Wrapping up the Mamluks: Ibn Battuta’s Egypt and Syria, Part 4
The Mamluk Sultanate survived from roughly 1250 until…well, that’s not as simple a question as it might seem on first glance. The most common answer is the most obvious one: 1517. That’s when the Ottomans conquered Cairo and took control of Egypt, Syria, and the Hejaz, which they would hold until the end of World War I (and the end of the Ottoman Empire). The expansive “ahhhh, actually” answer is 1811, when the Ottoman viceroy of Egypt, Muhammad Ali, massacred most of the mamluk class in his Cairo citadel. The Ottomans, see, viewed Egypt as something of a special prize, and rightly so–it was probably the most important conquest they ever made. So they were very careful not to disrupt its administration they way they did in the other places they conquered. Which meant that the mamluks, despite losing their sultanate, maintained their status at the top of the social pecking order. Eventually they usurped real power from the Ottoman governors and reasserted themselves. Until Muhammad Ali, you know, killed them all.

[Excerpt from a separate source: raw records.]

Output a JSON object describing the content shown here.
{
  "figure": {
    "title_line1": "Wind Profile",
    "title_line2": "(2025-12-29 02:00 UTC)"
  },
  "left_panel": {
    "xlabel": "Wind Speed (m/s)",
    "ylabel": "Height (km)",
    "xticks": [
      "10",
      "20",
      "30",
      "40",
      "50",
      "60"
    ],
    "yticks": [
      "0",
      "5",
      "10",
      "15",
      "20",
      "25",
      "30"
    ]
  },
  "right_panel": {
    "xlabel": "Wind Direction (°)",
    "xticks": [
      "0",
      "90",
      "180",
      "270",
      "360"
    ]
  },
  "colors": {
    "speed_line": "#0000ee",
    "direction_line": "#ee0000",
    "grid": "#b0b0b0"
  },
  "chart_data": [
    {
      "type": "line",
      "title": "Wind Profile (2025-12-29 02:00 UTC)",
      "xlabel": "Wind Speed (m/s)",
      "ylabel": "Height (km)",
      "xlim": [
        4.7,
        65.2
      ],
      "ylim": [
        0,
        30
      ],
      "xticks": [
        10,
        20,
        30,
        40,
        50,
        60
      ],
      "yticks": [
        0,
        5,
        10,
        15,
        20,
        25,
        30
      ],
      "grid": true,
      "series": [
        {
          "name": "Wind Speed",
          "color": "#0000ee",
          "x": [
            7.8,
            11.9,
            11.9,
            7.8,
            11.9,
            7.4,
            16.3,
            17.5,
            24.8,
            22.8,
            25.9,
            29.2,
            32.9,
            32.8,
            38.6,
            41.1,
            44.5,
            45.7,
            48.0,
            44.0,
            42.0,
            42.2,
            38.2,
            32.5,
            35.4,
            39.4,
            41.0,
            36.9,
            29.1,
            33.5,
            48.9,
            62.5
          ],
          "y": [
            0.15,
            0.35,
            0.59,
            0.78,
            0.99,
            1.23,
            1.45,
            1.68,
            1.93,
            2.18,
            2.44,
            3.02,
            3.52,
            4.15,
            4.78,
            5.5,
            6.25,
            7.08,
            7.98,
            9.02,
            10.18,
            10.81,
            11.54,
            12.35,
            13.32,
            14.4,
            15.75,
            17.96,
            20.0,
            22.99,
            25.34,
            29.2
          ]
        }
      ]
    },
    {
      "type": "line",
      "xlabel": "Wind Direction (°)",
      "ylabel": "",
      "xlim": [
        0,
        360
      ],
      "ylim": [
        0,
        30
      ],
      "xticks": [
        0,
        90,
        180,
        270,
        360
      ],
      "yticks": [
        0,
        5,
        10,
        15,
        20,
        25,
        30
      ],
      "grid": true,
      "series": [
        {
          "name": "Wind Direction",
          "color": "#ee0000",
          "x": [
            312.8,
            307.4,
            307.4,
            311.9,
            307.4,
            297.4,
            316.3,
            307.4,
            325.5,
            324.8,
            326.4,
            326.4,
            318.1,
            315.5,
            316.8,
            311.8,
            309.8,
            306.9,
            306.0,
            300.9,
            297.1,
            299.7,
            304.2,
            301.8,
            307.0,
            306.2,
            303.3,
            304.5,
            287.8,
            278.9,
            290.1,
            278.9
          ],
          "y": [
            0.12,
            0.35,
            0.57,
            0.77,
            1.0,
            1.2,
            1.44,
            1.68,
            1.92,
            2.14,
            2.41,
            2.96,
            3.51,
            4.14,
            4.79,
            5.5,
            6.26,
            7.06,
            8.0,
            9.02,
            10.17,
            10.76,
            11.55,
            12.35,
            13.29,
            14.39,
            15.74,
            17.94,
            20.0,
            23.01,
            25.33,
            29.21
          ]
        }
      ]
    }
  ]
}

For our purposes, I’m going to propose a third date: 1382. Which is definitely not the end of the Mamluk Sultanate, but it is the end of the Bahri “Dynasty” whose birth we discussed last time. Eventually the mostly Turkic Bahri sultans were superseded by a line of Circassian mamluks that historians call the Burji “Dynasty,” because they ruled out of the Cairo citadel (burj in Arabic means “tower”).